Als zentrale Punkte für die Ukraine nannte Selenskyj öffentlich Sicherheitsgarantien, zu denen auch eine starke ukrainische Armee gehöre, sowie einen vollständigen Gefangenenaustausch, einschließlich der entführten Kinder.  Zu Sicherheitsgarantien könnte laut Selenskyj der Kauf amerikanischer Waffen für die Ukraine über die Europäer im Wert von 100 Milliarden Dollar gehören. Laut dem „Wall Street Journal“ einigten sich Trump und die Europäer am Montag außerdem darauf, dass der amerikanische Außenminister Marco Rubio eine Gruppe Nationaler Sicherheitsberater und NATO-Beamter anleitet, die Sicherheitsgarantien für die Ukraine ausarbeiten sollen. Diese sollen vier Komponenten umfassen: eine Militärpräsenz, Luftverteidigung, Bewaffnung und eine Überwachung der Einstellung der Kämpfe.

„Das hätte auch ganz anders verlaufen können.“

Dass Selenskyj sein Treffen mit Trump am Montag als das „bisher beste“ bezeichnete, dürfte auch an der Rückendeckung aus Europa gelegen haben; namentlich durch Merz, Rutte, Macron, EU-Kommissionspräsidentin Ursula von der Leyen, den britischen Ministerpräsidenten Keir Starmer, den finnischen Präsidenten Alexander Stubb sowie die italienischen Ministerpräsidentin Giorgia Meloni. Es war sicherlich kein Zufall, dass Macron in seiner kurzen Ansprache hervorhob, „alle an diesem Tisch“ wollten einen Frieden.

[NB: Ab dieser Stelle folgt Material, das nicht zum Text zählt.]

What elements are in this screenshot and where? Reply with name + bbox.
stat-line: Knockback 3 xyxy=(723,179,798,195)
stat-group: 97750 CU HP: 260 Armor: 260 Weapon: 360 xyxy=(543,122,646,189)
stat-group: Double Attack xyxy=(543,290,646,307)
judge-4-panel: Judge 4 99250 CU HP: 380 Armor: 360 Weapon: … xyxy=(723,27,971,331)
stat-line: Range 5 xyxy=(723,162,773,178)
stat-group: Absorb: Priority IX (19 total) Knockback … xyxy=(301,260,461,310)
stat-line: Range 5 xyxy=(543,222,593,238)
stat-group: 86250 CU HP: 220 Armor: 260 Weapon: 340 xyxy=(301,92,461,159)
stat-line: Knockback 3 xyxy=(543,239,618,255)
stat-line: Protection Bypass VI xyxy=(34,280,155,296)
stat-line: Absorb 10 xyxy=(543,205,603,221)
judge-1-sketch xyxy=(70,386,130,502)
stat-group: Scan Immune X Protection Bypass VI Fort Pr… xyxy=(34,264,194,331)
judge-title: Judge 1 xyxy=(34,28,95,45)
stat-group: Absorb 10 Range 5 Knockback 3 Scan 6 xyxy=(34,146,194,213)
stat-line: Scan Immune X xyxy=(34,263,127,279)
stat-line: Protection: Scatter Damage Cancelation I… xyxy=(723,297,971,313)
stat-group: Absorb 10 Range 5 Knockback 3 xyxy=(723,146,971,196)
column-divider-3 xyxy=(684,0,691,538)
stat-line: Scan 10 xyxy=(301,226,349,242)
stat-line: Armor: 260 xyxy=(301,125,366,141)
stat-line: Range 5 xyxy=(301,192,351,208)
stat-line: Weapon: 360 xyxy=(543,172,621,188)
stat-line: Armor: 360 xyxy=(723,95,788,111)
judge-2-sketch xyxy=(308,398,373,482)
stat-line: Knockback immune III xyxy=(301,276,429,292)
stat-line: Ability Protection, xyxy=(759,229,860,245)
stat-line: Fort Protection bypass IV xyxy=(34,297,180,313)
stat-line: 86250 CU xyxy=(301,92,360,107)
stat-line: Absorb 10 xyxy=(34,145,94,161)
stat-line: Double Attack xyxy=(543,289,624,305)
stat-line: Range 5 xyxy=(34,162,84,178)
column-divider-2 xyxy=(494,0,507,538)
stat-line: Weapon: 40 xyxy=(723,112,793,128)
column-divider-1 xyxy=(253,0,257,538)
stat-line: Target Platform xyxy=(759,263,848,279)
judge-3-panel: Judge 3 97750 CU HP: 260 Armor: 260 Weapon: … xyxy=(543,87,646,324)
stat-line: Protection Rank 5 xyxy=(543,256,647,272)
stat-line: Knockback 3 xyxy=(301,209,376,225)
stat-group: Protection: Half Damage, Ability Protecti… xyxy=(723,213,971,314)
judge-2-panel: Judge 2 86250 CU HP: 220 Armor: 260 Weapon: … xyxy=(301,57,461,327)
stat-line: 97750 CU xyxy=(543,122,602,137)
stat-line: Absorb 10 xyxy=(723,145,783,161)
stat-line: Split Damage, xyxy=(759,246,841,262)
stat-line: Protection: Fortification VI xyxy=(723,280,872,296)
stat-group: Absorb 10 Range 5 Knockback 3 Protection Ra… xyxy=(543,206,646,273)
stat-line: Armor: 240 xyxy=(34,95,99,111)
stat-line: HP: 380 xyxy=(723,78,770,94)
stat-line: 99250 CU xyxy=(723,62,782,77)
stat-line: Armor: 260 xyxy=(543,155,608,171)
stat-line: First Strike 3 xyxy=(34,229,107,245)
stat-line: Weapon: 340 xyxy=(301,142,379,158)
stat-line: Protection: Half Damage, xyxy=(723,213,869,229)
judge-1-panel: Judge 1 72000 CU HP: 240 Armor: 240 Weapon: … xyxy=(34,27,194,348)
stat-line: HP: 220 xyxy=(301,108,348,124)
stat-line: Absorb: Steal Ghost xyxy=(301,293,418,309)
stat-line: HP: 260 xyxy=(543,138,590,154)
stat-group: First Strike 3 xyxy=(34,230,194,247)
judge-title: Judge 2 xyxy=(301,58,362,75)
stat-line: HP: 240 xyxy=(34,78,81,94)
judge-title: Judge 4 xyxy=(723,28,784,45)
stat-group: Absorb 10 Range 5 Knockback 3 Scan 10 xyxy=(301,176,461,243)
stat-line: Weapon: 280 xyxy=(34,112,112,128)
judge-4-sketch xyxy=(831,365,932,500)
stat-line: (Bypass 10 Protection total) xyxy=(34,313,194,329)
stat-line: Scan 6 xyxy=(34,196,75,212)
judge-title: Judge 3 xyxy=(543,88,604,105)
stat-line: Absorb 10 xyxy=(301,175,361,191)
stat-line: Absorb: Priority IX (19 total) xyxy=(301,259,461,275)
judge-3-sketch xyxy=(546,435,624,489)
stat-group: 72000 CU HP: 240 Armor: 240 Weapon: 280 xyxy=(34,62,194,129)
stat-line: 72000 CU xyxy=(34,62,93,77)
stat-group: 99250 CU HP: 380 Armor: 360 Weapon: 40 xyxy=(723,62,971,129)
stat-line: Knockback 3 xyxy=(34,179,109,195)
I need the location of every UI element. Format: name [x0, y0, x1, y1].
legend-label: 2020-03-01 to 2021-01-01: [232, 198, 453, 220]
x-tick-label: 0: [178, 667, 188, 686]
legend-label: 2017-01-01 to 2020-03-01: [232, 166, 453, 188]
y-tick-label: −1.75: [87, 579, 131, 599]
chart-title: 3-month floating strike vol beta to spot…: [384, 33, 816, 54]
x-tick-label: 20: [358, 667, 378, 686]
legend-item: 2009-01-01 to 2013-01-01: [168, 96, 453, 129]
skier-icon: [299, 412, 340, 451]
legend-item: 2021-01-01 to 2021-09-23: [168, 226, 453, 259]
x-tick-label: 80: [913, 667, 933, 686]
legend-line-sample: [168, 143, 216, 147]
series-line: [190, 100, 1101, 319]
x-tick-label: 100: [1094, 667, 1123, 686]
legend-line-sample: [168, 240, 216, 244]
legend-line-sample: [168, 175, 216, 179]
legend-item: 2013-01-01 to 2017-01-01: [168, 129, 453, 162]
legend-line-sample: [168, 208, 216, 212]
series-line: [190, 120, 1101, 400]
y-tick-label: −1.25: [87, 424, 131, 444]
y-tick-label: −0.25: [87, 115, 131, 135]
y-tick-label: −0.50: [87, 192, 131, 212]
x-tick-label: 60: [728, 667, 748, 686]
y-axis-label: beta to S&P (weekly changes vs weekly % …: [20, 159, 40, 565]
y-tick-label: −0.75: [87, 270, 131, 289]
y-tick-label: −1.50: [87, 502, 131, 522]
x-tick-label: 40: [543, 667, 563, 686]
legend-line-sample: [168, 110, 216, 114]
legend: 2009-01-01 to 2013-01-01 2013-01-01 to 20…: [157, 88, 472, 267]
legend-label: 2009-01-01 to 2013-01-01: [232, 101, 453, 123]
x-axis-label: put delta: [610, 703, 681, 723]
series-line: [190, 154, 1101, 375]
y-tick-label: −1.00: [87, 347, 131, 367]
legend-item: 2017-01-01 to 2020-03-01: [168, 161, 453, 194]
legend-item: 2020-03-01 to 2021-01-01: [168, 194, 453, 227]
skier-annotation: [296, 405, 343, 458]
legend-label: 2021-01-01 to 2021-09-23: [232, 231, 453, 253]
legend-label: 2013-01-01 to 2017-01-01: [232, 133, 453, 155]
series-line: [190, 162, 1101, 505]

Putin behauptet wiederholt, die Ukraine stehe mit ihren Bedingungen einer Lösung des Krieges  im Weg.

Bundeskanzler Merz zog nach dem Treffen eine positive Bilanz: Seine Erwartungen seien übertroffen worden. „Das hätte auch ganz anders verlaufen können.“ Laut Merz soll ein Treffen zwischen Selenskyj und Putin innerhalb der nächsten zwei Wochen stattfinden. Bis dahin müssen auch in der deutschen Innenpolitik noch Fragen zur Rolle Deutschlands bei Sicherheitsgarantien für die Ukraine geklärt werden.

Auf die Frage, ob Deutschland bereit sei, Friedenstruppen in die Ukraine zu entsenden, sagte Merz am Montagabend, darüber wolle er mit den europäischen Partnern sowie der Koalition sprechen. Außenminister Johann Wadephul hatte am Morgen aber noch geäußert, zusätzliche Truppen in der Ukraine – neben der Stationierung einer Bundeswehr-Brigade in Litauen – würden die Bundeswehr „voraussichtlich überfordern“.